Bétonisation et imperméabilisation : à contre-courant des enjeux climatiques

Le projet et les espaces publics, majoritairement construits sur dalles de béton surplombant un parking souterrain, augmenteront le taux d’imperméabilisation du site à 71 %, menaçant la recharge des nappes phréatiques, augmentant les risques d’inondations et limitant la biodiversité dans les espaces verts qui seront en réalité « des toitures vertes » au sol. La densité du programme permise par le PPAS se traduit par la construction de tours qui engendreront des effets négatifs en termes de micro-climat et d’ombrages, tant sur les entreprises jouxtant le site que sur le parc existant.

Des charges d’urbanisme… au bénéfice du promoteur ?
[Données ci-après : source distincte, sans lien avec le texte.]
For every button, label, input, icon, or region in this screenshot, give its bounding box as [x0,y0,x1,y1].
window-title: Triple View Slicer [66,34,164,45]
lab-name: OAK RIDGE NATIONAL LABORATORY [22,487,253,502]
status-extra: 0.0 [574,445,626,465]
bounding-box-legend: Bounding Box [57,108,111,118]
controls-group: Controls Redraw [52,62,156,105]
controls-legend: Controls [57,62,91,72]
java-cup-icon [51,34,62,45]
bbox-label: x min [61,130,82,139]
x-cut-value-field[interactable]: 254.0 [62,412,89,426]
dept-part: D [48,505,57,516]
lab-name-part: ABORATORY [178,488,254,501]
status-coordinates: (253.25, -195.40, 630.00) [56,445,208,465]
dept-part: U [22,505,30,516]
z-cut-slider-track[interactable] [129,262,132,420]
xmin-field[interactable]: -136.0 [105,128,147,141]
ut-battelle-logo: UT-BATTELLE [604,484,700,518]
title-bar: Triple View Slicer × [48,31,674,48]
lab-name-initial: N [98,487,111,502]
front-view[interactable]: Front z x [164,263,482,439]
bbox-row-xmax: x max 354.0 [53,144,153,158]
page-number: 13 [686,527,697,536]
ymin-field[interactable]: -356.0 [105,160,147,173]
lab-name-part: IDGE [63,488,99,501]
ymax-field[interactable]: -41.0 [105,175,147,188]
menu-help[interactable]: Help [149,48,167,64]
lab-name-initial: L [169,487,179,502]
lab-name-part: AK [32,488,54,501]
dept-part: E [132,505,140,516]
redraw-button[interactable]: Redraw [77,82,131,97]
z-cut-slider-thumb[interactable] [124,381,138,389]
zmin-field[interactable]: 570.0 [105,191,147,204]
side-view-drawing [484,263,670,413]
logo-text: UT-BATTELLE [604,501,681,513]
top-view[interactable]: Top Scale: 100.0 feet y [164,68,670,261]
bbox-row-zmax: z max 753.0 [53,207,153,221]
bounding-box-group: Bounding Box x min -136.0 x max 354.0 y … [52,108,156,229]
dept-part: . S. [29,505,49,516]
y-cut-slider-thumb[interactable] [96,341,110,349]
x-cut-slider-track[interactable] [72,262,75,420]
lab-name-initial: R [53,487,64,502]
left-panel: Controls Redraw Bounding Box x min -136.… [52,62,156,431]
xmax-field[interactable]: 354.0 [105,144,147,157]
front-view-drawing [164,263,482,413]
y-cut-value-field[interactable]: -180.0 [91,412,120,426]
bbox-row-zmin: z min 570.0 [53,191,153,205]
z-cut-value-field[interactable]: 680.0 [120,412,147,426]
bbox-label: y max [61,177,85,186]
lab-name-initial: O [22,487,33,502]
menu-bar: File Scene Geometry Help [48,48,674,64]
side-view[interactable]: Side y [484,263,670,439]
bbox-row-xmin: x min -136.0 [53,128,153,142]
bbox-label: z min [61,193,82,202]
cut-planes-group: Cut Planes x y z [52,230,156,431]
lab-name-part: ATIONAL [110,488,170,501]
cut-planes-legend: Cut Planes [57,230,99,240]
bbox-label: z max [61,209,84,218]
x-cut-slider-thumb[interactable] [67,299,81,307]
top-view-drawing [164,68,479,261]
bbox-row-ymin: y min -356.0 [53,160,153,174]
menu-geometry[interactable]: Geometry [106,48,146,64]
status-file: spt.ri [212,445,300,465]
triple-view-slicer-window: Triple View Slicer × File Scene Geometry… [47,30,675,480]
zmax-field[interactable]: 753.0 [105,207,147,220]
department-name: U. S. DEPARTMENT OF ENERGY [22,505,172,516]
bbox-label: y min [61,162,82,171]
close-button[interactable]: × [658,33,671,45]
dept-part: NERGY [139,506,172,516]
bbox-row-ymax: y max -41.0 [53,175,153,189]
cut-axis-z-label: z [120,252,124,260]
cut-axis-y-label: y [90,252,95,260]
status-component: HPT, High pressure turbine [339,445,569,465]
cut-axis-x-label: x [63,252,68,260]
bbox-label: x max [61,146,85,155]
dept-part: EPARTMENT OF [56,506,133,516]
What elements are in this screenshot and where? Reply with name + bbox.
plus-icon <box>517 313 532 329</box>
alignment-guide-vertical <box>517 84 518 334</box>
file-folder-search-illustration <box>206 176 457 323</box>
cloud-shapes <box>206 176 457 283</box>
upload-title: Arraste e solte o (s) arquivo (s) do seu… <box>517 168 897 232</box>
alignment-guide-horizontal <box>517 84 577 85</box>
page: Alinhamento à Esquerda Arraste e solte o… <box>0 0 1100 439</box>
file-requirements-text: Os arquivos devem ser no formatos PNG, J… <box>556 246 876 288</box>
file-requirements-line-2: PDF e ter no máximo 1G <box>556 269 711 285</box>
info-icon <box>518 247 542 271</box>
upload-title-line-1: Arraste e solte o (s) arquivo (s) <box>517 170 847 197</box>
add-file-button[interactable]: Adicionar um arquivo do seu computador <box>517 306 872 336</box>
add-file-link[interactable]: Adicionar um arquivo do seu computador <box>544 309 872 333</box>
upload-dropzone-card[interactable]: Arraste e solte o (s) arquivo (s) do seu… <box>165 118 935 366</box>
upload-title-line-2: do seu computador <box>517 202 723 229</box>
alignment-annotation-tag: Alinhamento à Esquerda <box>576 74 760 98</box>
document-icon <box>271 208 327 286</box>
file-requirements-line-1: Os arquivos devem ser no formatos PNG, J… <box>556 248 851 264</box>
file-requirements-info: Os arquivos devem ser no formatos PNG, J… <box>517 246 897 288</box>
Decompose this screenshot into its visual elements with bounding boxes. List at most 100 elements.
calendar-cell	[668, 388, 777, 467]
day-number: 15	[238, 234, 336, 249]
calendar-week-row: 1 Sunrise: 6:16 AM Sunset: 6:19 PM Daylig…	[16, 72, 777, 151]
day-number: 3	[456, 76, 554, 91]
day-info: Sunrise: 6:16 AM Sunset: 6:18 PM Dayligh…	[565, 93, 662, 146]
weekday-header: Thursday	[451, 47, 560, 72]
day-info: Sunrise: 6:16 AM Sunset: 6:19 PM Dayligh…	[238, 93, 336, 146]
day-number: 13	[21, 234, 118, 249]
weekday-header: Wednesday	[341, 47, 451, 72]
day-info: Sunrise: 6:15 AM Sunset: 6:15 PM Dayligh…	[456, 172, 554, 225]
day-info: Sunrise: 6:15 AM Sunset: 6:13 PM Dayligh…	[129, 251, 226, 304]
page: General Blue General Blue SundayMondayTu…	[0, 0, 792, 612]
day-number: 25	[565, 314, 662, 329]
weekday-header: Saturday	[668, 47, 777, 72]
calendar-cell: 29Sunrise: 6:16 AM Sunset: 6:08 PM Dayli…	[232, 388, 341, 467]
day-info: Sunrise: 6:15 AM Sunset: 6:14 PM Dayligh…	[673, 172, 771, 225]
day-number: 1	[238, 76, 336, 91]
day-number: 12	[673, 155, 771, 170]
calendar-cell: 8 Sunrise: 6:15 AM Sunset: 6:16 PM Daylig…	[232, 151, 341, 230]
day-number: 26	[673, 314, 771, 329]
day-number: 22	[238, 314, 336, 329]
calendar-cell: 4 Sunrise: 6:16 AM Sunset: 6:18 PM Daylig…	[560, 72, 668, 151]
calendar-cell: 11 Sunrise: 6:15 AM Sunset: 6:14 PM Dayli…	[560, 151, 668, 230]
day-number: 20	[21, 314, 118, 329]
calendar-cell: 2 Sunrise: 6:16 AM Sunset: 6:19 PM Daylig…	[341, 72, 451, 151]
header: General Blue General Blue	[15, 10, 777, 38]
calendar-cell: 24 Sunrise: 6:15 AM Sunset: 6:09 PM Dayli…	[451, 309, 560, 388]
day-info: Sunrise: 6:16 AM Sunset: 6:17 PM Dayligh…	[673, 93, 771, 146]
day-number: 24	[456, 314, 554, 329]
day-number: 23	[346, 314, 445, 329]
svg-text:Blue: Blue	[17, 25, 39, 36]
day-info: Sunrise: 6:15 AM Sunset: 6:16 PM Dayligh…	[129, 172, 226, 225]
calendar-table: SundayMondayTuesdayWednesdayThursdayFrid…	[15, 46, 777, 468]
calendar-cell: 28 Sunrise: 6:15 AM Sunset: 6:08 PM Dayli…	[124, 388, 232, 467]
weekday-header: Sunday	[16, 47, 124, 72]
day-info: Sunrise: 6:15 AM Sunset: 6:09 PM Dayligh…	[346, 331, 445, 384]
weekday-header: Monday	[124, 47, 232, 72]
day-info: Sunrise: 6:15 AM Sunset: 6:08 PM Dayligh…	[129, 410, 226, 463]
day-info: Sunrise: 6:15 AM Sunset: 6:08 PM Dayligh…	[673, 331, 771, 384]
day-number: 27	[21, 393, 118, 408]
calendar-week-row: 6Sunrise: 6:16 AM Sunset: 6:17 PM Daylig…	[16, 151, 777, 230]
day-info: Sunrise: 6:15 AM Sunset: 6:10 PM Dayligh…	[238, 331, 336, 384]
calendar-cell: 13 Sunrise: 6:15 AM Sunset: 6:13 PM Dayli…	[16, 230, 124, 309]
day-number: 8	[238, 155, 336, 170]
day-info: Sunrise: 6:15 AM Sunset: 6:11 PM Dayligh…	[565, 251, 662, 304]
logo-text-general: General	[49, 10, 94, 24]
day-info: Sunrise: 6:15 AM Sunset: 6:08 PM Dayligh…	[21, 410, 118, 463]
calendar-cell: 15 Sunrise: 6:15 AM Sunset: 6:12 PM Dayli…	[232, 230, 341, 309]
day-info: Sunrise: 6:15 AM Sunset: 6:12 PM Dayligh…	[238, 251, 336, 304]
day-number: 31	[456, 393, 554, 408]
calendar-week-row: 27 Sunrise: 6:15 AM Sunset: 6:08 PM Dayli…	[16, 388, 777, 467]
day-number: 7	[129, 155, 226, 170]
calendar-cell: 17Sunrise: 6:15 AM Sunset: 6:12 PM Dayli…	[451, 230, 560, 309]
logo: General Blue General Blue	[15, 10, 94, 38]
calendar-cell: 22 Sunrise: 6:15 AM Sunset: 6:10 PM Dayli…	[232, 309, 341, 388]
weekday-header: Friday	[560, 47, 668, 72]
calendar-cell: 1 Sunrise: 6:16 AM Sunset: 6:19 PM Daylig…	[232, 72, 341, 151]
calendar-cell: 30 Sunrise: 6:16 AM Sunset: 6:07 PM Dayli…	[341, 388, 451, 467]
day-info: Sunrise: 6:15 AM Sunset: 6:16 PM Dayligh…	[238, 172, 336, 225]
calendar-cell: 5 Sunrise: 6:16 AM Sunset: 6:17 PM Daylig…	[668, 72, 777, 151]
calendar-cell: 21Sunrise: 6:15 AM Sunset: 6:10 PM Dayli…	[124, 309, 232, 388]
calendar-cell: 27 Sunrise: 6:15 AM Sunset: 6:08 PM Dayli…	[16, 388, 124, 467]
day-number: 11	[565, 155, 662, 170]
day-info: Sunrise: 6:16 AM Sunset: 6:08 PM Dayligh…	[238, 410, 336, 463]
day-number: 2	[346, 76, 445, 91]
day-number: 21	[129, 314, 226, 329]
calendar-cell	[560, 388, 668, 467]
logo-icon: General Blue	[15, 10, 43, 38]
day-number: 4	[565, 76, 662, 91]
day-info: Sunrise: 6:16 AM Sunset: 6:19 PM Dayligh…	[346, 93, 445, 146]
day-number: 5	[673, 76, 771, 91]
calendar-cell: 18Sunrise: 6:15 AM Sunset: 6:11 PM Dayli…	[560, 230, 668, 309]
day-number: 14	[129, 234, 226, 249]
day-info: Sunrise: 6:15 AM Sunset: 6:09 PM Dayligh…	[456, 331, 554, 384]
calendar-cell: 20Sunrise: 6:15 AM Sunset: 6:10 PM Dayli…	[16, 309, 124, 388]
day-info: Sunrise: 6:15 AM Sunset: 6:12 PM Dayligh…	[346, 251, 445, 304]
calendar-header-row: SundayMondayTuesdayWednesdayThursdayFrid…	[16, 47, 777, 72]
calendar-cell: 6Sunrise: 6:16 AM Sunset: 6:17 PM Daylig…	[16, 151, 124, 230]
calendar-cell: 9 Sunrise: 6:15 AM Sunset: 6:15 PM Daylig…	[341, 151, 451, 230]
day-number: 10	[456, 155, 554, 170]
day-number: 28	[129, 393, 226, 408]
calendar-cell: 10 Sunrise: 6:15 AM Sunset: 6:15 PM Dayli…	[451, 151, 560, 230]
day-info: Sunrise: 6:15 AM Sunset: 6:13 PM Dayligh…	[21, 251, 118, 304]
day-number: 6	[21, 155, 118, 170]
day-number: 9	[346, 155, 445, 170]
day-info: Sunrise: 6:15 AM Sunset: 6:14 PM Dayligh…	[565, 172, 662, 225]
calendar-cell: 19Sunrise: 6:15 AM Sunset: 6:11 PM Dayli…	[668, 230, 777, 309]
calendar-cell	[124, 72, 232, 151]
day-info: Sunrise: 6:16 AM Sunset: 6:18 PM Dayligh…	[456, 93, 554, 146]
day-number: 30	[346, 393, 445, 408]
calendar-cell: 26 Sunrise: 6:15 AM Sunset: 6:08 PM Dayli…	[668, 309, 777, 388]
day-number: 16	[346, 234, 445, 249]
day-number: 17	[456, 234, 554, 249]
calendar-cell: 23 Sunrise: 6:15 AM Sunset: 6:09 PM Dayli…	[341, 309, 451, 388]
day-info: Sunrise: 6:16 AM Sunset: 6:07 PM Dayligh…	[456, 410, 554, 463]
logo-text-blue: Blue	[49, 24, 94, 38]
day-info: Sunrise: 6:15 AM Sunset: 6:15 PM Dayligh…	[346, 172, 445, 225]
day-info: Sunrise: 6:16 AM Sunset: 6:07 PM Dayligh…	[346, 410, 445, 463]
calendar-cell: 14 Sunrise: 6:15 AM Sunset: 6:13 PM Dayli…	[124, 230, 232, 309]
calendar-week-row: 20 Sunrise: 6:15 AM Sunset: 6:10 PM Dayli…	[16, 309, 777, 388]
Nextensa propose aux pouvoirs publics d’utiliser l’entièreté des charges d’urbanisme générées par le projet, soit 6.518.200 €, à la création du logement conventionné afin de compenser son «  manque à gagner  ». La portion congrue de logement conventionné constitue pourtant le seul retour public imposé par le PPAS au promoteur, qui cherche ici à maximiser ses profits. L’utilisation de ces charges ne devrait être utilisée ni pour financer les obligations du promoteur ni pour améliorer les espaces publics du projet, mais bien pour créer du logement abordable et social sur le site !

Nos revendications :
Face à ces constats, nous demandons :

  • Le refus du projet ’Lake Side’ en l’état et une révision complète du PPAS.
  • L’intégration d’une clause imposant au moins 25 % de logements sociaux sur le site.
  • Une augmentation significative des équipements collectifs pour répondre aux besoins locaux.
  • Une réduction des surfaces de bureaux inutiles au profit d’activités productives et de logements accessibles.
  • Une garantie du caractère public et d’accès libre pour le parc et les espaces verts du projet.
  • Une étude plus poussée sur la mobilité, particulièrement en matière de stationnement pour les habitants actuels et futurs.